By: ajcarapella
As told to Ellen Simon, staff writer at Waterkeeper Alliance.
I’m a fisheries biologist, but I’ve shifted much of my focus to human behavior.
People believe that if they’ve been doing something for years, like littering the shore with plastic bottles, or open defecation, it will never contaminate the water. I hear, “This is how we’ve been living, and we’ve been living free.”
Our organization was founded by Felix Abayomi — who is a zoologist and the executive director, and also heads Wildlife of Africa Conservation Initiative — in 2017. We have been focused on changing that behavior, and changing minds. We have to show people the connection between their actions and the quality of their water. That’s one of our main tasks.

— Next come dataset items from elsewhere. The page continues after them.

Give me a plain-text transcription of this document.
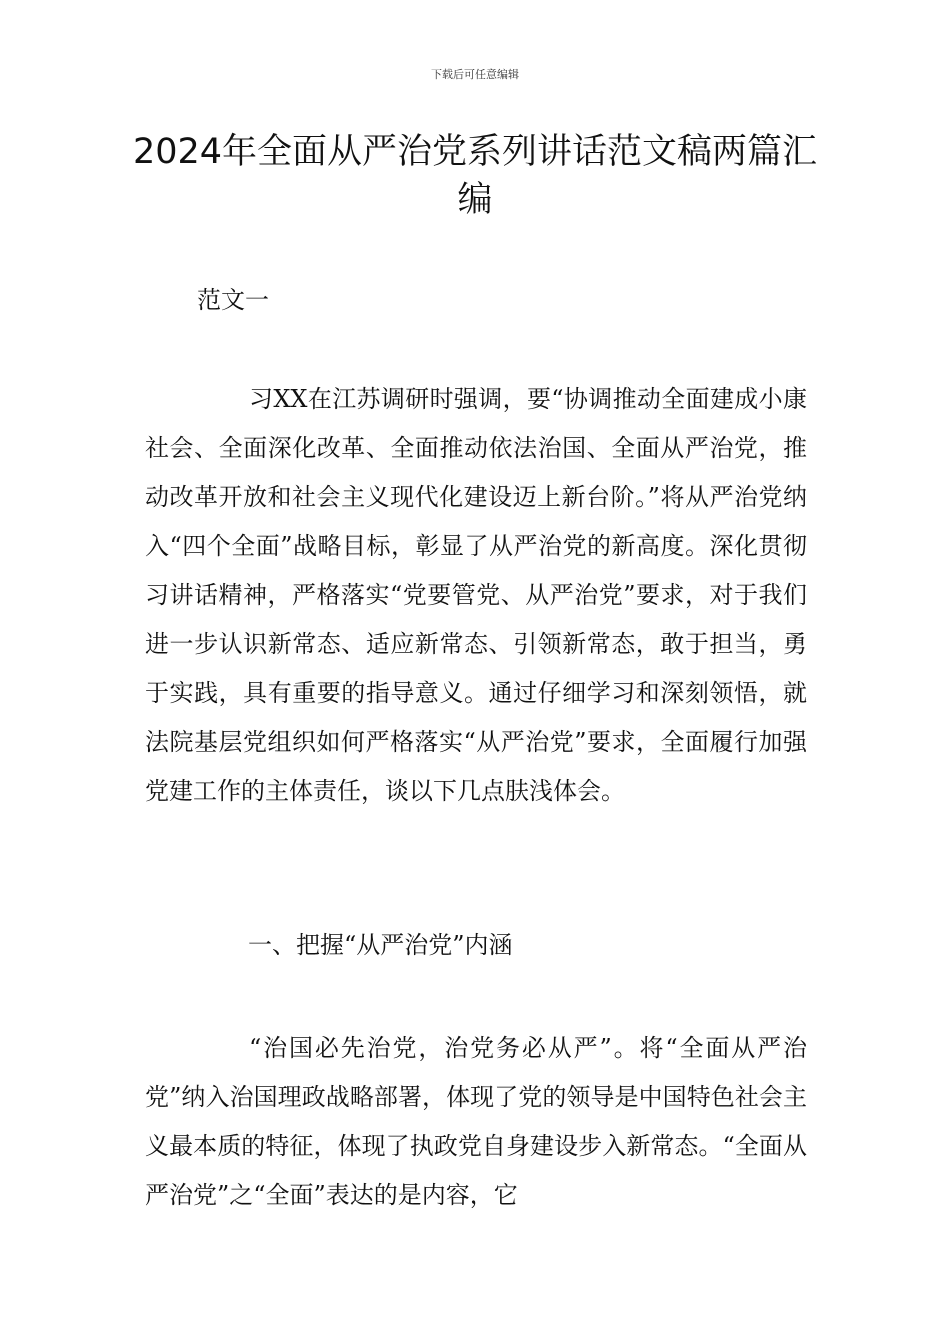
下载后可任意编辑
2024年全面从严治党系列讲话范文稿两篇汇编
范文一
习XX在江苏调研时强调，要“协调推动全面建成小康社会、全面深化改革、全面推动依法治国、全面从严治党，推动改革开放和社会主义现代化建设迈上新台阶。”将从严治党纳入“四个全面”战略目标，彰显了从严治党的新高度。深化贯彻习讲话精神，严格落实“党要管党、从严治党”要求，对于我们进一步认识新常态、适应新常态、引领新常态，敢于担当，勇于实践，具有重要的指导意义。通过仔细学习和深刻领悟，就法院基层党组织如何严格落实“从严治党”要求，全面履行加强党建工作的主体责任，谈以下几点肤浅体会。
一、把握“从严治党”内涵
“治国必先治党，治党务必从严”。将“全面从严治党”纳入治国理政战略部署，体现了党的领导是中国特色社会主义最本质的特征，体现了执政党自身建设步入新常态。“全面从严治党”之“全面”表达的是内容，它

We plan on building toilets using plastics recovered from the beach and encouraging people who grew up with open defecation to use them.
Another important task is providing government officials with the knowledge they need to protect the water and its wildlife.
We trained a few government officials in the Department of Biodiversity and Wetlands on how to monitor sea turtles, how to protect them when they nest on the beach, how to keep the water clean. We’re winning them over to our side.
Before, no one in government heard our voice. Now, we know them, we have access to them, we can call them. And we do.
Nature belongs to all of us. It’s intergenerational. When you misuse it, you compromise the needs of others and that of future generations.